Argentina: granting Burford’s request for YPF shares would ‘violate international law’

The financial firm had asked for the country’s equity stake as partial payment for the US$16.1 billion trial over the company’s expropriation

The Argentine government has asked U.S. Judge Loretta Preska to reject Burford Capital’s request to grant the company all the country’s shares in oil and gas company YPF, arguing that doing so would violate Argentine and international law. 

In September, Preska ordered Argentina to pay US$16.1 billion to Burford in a lawsuit over the country’s 2012 expropriation of most of YPF’s shares. The financial firm requested the shares in April as partial payment for the sum owed.

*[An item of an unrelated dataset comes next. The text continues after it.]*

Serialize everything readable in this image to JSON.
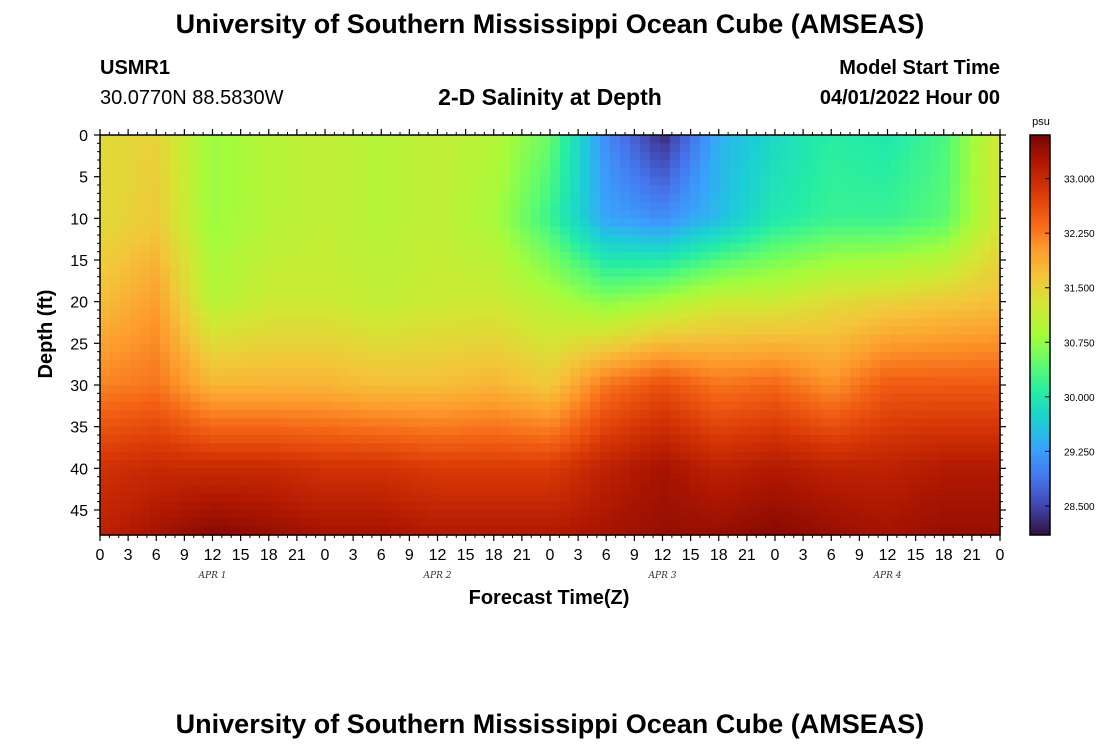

The expropriation case is on appeal. The Appeals Court must now rule on the case, and it could ultimately land in the U.S. Supreme Court.

Between the national and provincial governments, Argentina currently owns 51% of the company’s shares. Giving them to Burford would mean the country relinquishing its controlling stake in the nation’s largest energy company.

Argentina, represented by the Sullivan & Cromwell LLP law firm, argued in a memorandum filed on Thursday that the share turnover would violate international and Argentine law, as well as the New York Civil Practice Law and Rules. It also said the turnover would violate the Foreign Sovereign Immunities Act (FSIA), a U.S. law establishing criteria for whether a foreign state is immune from the jurisdiction of U.S. courts.

The YPF case dates back to 2012, when Argentina’s Congress expropriated 51% of YPF shares from Spanish multinational Repsol, which was the majority shareholder at the time. Three years later, Burford Capital bought the trial rights from three companies that owned part of the remaining shares — Petersen Energia Inversora, Petersen Energía, and Eton Park. Burford took Argentina to court, claiming the country had failed to make a tender offer for their YPF shares. Preska ruled in their favor in September.

On Thursday, Argentina argued in a memorandum that it would violate the YPF Expropriation Law if the country delivered its 51% stake to the plaintiffs. The law prohibits the “future transfer” of the shares unless the decision is approved in Congress by two thirds of legislators. 

The country’s lawyers added that, under the act-of-state doctrine, U.S. courts cannot declare an “official act of a foreign sovereign” to be invalid.

Argentina added that the FSIA would require the YPF shares to either be in the United States or used for a commercial activity there. “The YPF shares have never been in the United States and cannot be brought here,” Argentina argued. “Instead, the YPF Shares are uncertificated Argentine securities, which exist in book-entry form in the custody of Caja de Valores S.A., a privately owned securities depositary,” the memorandum read.

Moreover, Argentina argued that an order requiring the turnover of Argentina’s assets from its territory would violate international law. “A state may not exercise jurisdiction to enforce in the territory of another state without the consent of that other state,” the memorandum said.

When Burford’s ask was made public in April, Sebastián Maril, CEO of Latam Advisors LLC, who has been following the case closely, told the Herald that Burford is not interested in seizing YPF, but rather in forcing an out-of-court negotiation.

However, he noted that Preska could grant Burford’s request for the shares, since in November, she said the country’s 51% equity stake could be pledged as collateral for the debt.